Memoize

As our applications grow and begin to perform more computationally intensive tasks, the need for processing speed increases, and optimization of processes becomes necessary. When we ignore this (optimize our code), we end up with programs that consume a lot of time and use a terrible amount of system resources during execution.

What is Memoization?

Memoization is an optimization technique that speeds up applications by storing the results of function calls (which these functions are called expensive function) and returning cached results when the same request input (which has been executed at least once before).

What is an expensive function?

Make no mistake, we are not spending money here. In the context of computer programs, the two main resources we have are time and memory. Therefore, it is một gọi hàmexpensive to call a function that consumes large amounts of these two resources during execution due to heavy computation (jagged code or complex requests, for example).

For this, memoization uses caching to store the results of function calls, so that they can be quickly and easily accessed later.

A cache is simply a temporary data store that holds data so that it can be served faster for future requests.

Why is memoization necessary?

We have an example as follows:

Imagine you are reading a new novel with an attractively decorated cover at the park. Every time a person passes by, they are attracted by the cover of the book, so they ask the name of the book and its author. The first time the question is asked, you turn the cover page and read the title and the author's name. Now, more and more people keep stopping and asking the same question. You are a very very nice person, so you answer them all

=> You can turn the cover, read the title and author's name for each of them, or you will start memorizing the information and respond to them with your head (instead of turning the cover to read =)) ) Help you save more time? (but still a nice person :v)

This is an example set by the author, suppose there is a guy who reads a book and can't remember the name of the book or the author's name, but actually I'm the same, the book I re-read the most times is Rừng Nauy, remember everything. The character's name but I can't remember the author's name, I say that to prove that the author's example of this article is not very funny.

Notice the similarity? With memoization, when a function is given input, it performs the necessary calculation and caches the result before returning the value. If the same input is received in the future, it will not have to do it over and over again but will simply deliver the result from the cache too.

How does memoization work?

Concepts memoizationin JavaScript are built mainly on two concepts:

  • Closures

  • Higher Order Functions (returning functions from functions)
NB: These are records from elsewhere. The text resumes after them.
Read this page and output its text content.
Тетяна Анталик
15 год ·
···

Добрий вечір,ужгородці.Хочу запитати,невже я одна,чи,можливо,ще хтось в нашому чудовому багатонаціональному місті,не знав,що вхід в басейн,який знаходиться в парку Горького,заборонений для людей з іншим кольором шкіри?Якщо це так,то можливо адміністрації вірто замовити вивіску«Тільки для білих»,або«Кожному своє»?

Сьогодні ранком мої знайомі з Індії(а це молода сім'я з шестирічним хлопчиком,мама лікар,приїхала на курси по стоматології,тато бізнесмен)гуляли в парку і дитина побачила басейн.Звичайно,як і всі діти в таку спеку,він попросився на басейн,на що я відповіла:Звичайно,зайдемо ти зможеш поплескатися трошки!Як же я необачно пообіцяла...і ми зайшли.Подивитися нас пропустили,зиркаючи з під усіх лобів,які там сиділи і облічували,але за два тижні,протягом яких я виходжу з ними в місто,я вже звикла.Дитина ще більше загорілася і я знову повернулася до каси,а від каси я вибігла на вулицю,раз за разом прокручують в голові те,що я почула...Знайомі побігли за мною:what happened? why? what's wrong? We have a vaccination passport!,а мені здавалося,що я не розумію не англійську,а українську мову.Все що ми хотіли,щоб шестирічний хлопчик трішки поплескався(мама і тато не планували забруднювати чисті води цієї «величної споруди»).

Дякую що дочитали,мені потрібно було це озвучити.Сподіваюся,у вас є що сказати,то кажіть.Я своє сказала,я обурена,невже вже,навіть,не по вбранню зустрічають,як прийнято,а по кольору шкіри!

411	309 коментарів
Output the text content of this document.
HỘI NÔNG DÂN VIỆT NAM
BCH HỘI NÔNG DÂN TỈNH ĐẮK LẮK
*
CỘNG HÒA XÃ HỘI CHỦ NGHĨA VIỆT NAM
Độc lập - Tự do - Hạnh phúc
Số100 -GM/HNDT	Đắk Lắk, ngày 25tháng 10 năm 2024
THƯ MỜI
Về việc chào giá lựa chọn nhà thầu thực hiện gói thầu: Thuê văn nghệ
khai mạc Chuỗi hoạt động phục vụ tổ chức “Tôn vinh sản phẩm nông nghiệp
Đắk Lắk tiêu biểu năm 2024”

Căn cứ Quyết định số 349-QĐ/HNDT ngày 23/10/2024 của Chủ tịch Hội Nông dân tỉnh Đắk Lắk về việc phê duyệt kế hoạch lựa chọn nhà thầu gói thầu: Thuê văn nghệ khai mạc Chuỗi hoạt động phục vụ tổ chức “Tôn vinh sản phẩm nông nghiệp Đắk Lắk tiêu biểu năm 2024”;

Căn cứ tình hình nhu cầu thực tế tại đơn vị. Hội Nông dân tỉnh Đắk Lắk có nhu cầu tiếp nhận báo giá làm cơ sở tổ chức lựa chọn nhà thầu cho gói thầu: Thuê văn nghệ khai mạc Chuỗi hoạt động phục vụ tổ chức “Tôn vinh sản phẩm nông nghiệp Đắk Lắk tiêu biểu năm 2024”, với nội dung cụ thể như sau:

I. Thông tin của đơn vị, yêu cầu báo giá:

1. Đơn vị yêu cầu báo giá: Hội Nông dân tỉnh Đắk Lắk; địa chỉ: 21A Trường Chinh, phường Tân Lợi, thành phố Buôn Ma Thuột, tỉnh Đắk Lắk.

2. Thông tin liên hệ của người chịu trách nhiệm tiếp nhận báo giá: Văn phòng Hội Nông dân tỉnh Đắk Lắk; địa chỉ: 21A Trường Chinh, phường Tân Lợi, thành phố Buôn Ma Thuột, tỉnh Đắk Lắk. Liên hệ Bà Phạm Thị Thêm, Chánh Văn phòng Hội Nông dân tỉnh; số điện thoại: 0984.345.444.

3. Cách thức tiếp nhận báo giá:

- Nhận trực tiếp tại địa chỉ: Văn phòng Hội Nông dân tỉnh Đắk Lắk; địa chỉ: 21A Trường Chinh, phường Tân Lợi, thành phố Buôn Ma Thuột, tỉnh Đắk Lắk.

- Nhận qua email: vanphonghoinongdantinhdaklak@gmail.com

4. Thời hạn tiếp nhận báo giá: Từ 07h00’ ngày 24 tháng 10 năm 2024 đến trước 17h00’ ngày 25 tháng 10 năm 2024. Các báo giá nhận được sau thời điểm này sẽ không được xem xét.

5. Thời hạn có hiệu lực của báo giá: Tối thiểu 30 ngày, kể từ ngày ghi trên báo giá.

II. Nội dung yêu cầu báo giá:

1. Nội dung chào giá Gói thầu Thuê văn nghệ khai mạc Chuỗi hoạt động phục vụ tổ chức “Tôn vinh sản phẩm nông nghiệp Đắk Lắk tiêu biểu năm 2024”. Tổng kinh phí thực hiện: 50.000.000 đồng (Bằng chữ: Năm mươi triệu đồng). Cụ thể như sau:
  • The scope is where a variable or function can be accessed and used/referenced via name directly. And outside that scope, that variable or function will no longer be visible directly.

  • Closure is a function or reference (also known as a closure) that comes with the environment it refers to (quite a twist).

As we just said above, scope is the concept that regulates the "visibility" and "lifetime" of a variable. Normally, for example in C, the scope will be block scope, which means that the variables created in the block will only be seen in that block, and when outside of that block, the variables in the block will be released (like in C). are variables created in the stack that will be free when exiting the block), and will no longer be visible.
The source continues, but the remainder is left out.